March 2, 2004
Contact Grant Smith at 796-3485 or email@example.com
CRITICALLY ACCLAIMED AUTHOR TERRY TEMPEST WILLIAMS TO SPEAK AT VITERBO
LA CROSSE, Wis -- Naturalist Terry Tempest Williams, the critically acclaimed author of Refuge: An Unnatural History of Family and Place, will speak at the Franciscan Spirituality Center at 7 p.m. Wednesday, March 31 and at the Viterbo University Fine Arts Center Main Theatre at 7:30 p.m. Thursday, April 1.
Both events are free and open to the public, but guests are encouraged to bring a non-perishable food item for Place of Grace, a Catholic worker house in La Crosse.

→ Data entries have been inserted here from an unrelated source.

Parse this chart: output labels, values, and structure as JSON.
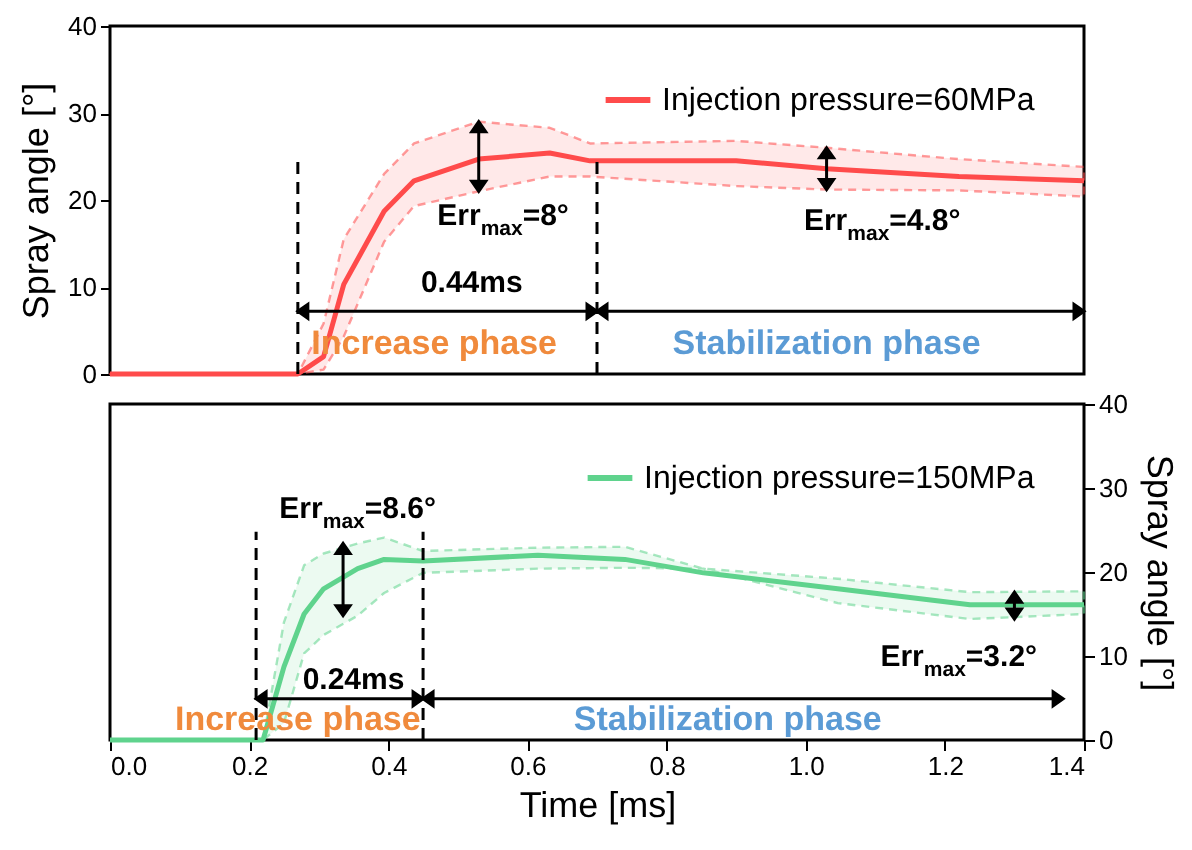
{
  "chart_data": [
    {
      "type": "line",
      "ylabel": "Spray angle [°]",
      "xlim": [
        0,
        1.4
      ],
      "ylim": [
        0,
        40
      ],
      "yticks": [
        0,
        10,
        20,
        30,
        40
      ],
      "tick_labels": "y",
      "legend": "top right",
      "grid": false,
      "x": [
        0,
        0.27,
        0.307,
        0.336,
        0.394,
        0.437,
        0.53,
        0.632,
        0.69,
        0.9,
        1.03,
        1.22,
        1.4
      ],
      "series": [
        {
          "name": "Injection pressure=60MPa",
          "color": "#ff4b4b",
          "line_style": "solid",
          "values": [
            0,
            0,
            2,
            10.3,
            18.7,
            22.2,
            24.7,
            25.4,
            24.5,
            24.5,
            23.6,
            22.7,
            22.2
          ],
          "lower": [
            0,
            0,
            0.5,
            4.3,
            15.2,
            19.3,
            21,
            22.7,
            22.7,
            21.6,
            21.2,
            21.1,
            20.4
          ],
          "upper": [
            0,
            0,
            5.8,
            15.5,
            23,
            26.5,
            29,
            28.3,
            26.5,
            26.8,
            26,
            24.7,
            23.8
          ]
        }
      ],
      "ref_lines": [
        {
          "axis": "x",
          "value": 0.27,
          "line_style": "dashed",
          "color": "#000000"
        },
        {
          "axis": "x",
          "value": 0.7,
          "line_style": "dashed",
          "color": "#000000"
        }
      ],
      "annotations": [
        "Err$_{max}$=8°",
        "Err$_{max}$=4.8°",
        "0.44ms",
        "Increase phase",
        "Stabilization phase"
      ]
    },
    {
      "type": "line",
      "xlabel": "Time [ms]",
      "y2label": "Spray angle [°]",
      "xlim": [
        0,
        1.4
      ],
      "xticks": [
        {
          "value": 0,
          "label": "0.0"
        },
        0.2,
        0.4,
        0.6,
        0.8,
        {
          "value": 1,
          "label": "1.0"
        },
        1.2,
        1.4
      ],
      "y2lim": [
        0,
        40
      ],
      "y2ticks": [
        0,
        10,
        20,
        30,
        40
      ],
      "legend": "top right",
      "grid": false,
      "x": [
        0,
        0.22,
        0.25,
        0.279,
        0.307,
        0.356,
        0.394,
        0.45,
        0.615,
        0.74,
        0.853,
        1.046,
        1.236,
        1.4
      ],
      "series": [
        {
          "name": "Injection pressure=150MPa",
          "color": "#5fd38d",
          "axis": "y2",
          "line_style": "solid",
          "values": [
            0,
            0,
            8.7,
            15,
            18,
            20.4,
            21.5,
            21.3,
            22,
            21.5,
            19.9,
            18,
            16.1,
            16.1
          ],
          "lower": [
            0,
            0,
            2,
            10.3,
            12.5,
            14.8,
            17.5,
            19.9,
            20.4,
            20.5,
            20.4,
            16.3,
            14.4,
            15
          ],
          "upper": [
            0,
            0,
            14,
            20.8,
            22.2,
            23.4,
            24.1,
            22.5,
            22.9,
            23,
            20.4,
            19.2,
            17.6,
            17.7
          ]
        }
      ],
      "ref_lines": [
        {
          "axis": "x",
          "value": 0.21,
          "line_style": "dashed",
          "color": "#000000"
        },
        {
          "axis": "x",
          "value": 0.45,
          "line_style": "dashed",
          "color": "#000000"
        }
      ],
      "annotations": [
        "Err$_{max}$=8.6°",
        "Err$_{max}$=3.2°",
        "0.24ms",
        "Increase phase",
        "Stabilization phase"
      ]
    }
  ]
}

“In many ways, Terry Tempest Williams is a perfect fit for the Viterbo University community,” said Grant Smith, Viterbo professor of English. “She is a leading environmental activist who shares Aldo Leopold’s understanding of redefining the land ethic. She is an advocate of women’s spirituality and she links this spiritual strength to the land. Williams lives Franciscan values, and she encourages all of us to protect the wild that exists in our land and in our souls.”
Williams’ other books include Red: Patience and Passion in the Desert, The Garden of Delights, and Leap, essay collections An Unspoken Hunger, Desert Quartet: An Erotic Landscape, Coyote’s Canyon, and Pieces of White Shell: A Journey to Navajoland, and the children’s books The Secret Language of Snow and Between Cattails.
Williams has earned several prestigious honors including receiving the National Wildlife Federation’s Conservation Award for Special Achievement, being named to the Rachel Carson Honor Roll, receiving literary fellowships from the Guggenheim and Lannan Foundations, and being named by Newsweek magazine as one of the major new players in the American West.
Her talk at Viterbo is sponsored by the Paul E. Stry Foundation, the D.B. Reinhart Institute for Ethics and Leadership, Viterbo University, and the Franciscan Sisters of Perpetual Adoration.